The present study is in agreement with the findings from our pilot study done on a small independent group of 20 breast cancer patients where 3 out of 5 cases with mutations in BRCA1/2 had early onset disease [27]. Thus, it is reasonable to postulate that women with early-onset disease without family history are likely to have a disease associated alteration of the BRCA1 or BRCA2 gene. A similar viewpoint has been put forwarded by a study conducted on Iranian women where it concluded that early onset breast cancer with a limited family history or without family history [60] is sufficient to justify mutation screening. It is possible that the significant number of early onset patients without reported family history have BRCA1/2 germ line mutations that are paternally inherited.

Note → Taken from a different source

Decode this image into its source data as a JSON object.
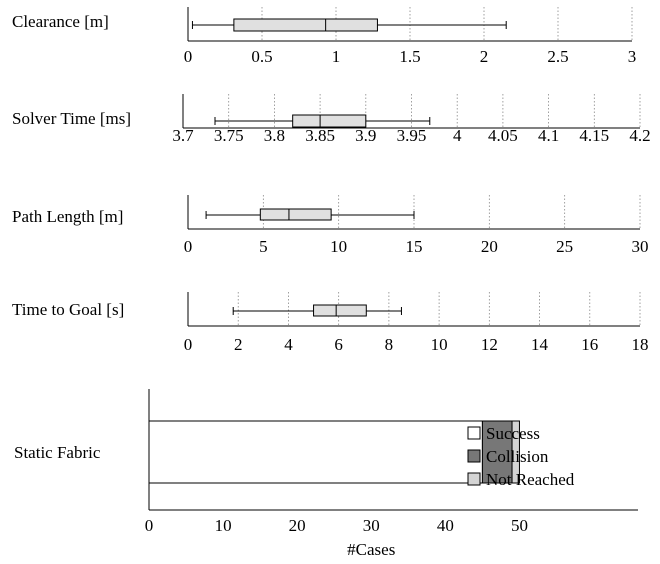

In many cultures, knowledge of family history of disease is better documented along matrilineal lines, particularly those diseases that are gender restricted.

A possible explanation for the earlier age of disease onset in BRCA1/2 mutation carriers could be high circulatory estrogen levels in younger women compared to elderly women. According to one hypothesis, the total number of ovulatory cycles and thus exposure to higher estrogen level is a significant factor contributing to the risk of breast cancer [61]. Estrogen exposure is hypothesized to increase the susceptibility to breast tissue to carcinogenesis through continued cell division and proliferation resulting from multiple ovulatory cycles, principally between menarche and first birth, thus allowing for a concomitant increase in the accumulation of random genetic errors [62, 63]. Increased estrogenic exposures increase the rate of proliferation, hence magnifying the effect. Studies have shown that wild-type BRCA1 blocks estrogen receptor (ER) mediated transcriptional activation, thereby inhibiting estrogenic signalling [64]. These observations could account for the higher proportion of early-onset breast cancer in populations where exposures to risk factors that primarily influence post-menopausal breast cancer risks are, as yet, relatively low.

Extensive mutation screening of high-risk breast cancer primarily targeting early-onset cases should be undertaken in India with proper genetic counseling, since female carriers of mutations in these genes are also at a high risk for developing a second malignancy either in the breast or ovary. Personal risk information may help in taking preventive measures and also motivate a high-risk woman to adopt breast screening that may promote early detection and improve chances of surviving breast cancer.